Northstar Mining Museum
If you are a hardware buff, this is the museum for you. Indoors and out is a restored and preserved collection of mining paraphanalia from steam engines to picks and shovels. Headframes, skipjacks (20 man!), Pelton Wheels (the biggest pelton wheel ever made, by gum!) and if you don't know what they are, or what they were used for, it's about time you found out.
Water, after traveling miles along canals and aquaducts reached a pipe called a Penstock. The Penstock for this water cannon (called a Monitor) was 14" in diameter and one mile long. By the time the water reached the 14" nozzle it was moving 5,835 gallons per minute. The water shot out with sufficient force to wash away whole mountains of dirt. The water and dirt was washed across riffles in a sluice box (a wooden channel). The heavy gold settled to the bottom because it is heavier than the other sand and gravel. When the monitors fell silent, the miners would clean the sluice box and recover the gold. Unfortunately all the remaining debris was washed into the streams and rivers. Downstream farms, ranches, even towns were covered in mud and silt.

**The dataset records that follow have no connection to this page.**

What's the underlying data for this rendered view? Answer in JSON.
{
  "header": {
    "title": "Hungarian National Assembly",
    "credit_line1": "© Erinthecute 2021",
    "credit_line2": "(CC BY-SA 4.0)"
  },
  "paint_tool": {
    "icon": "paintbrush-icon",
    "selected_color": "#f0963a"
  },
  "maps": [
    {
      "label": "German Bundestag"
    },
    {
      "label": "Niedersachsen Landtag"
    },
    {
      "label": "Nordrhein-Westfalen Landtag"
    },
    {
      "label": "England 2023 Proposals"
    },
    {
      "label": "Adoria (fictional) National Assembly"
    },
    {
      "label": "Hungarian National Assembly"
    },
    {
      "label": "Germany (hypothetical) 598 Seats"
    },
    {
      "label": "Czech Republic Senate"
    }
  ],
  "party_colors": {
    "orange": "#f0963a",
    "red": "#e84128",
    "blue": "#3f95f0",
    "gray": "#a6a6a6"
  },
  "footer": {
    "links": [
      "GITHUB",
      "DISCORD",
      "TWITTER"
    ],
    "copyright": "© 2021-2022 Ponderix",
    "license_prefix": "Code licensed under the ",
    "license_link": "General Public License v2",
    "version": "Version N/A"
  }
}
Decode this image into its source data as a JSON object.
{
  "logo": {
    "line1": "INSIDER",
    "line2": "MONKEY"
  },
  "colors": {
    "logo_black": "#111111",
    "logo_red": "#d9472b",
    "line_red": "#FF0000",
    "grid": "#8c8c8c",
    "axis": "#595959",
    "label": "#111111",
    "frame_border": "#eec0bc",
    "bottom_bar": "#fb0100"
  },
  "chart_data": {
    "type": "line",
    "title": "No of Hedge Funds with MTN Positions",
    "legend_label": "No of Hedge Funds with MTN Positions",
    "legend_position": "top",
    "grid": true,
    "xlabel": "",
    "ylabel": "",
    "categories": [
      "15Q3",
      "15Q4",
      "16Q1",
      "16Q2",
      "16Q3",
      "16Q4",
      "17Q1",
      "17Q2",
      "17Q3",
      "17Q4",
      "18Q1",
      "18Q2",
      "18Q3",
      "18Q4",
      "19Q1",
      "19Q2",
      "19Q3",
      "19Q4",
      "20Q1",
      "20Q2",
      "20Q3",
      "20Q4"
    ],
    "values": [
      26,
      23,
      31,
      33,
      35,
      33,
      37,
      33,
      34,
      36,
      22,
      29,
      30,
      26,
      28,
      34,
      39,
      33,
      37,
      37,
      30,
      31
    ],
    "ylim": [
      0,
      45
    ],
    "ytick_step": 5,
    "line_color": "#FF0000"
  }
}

This is why hydraulic mining was eventually outlawed.
Ore cars were used in hard rock mining to carry the ore laden rock from deep in the mines. Fans of Indiana Jones, and Scooby Doo might fantasize about riding in these cars, but the miners usually rode in specialty cars called skipjacks, that took them down into the mine each day. These and many other pieces of equipment, photos, memorabilia, and a nice place to picnic overlooking Wolf Creek await you at the North Star Mining Museum in Grass Valley.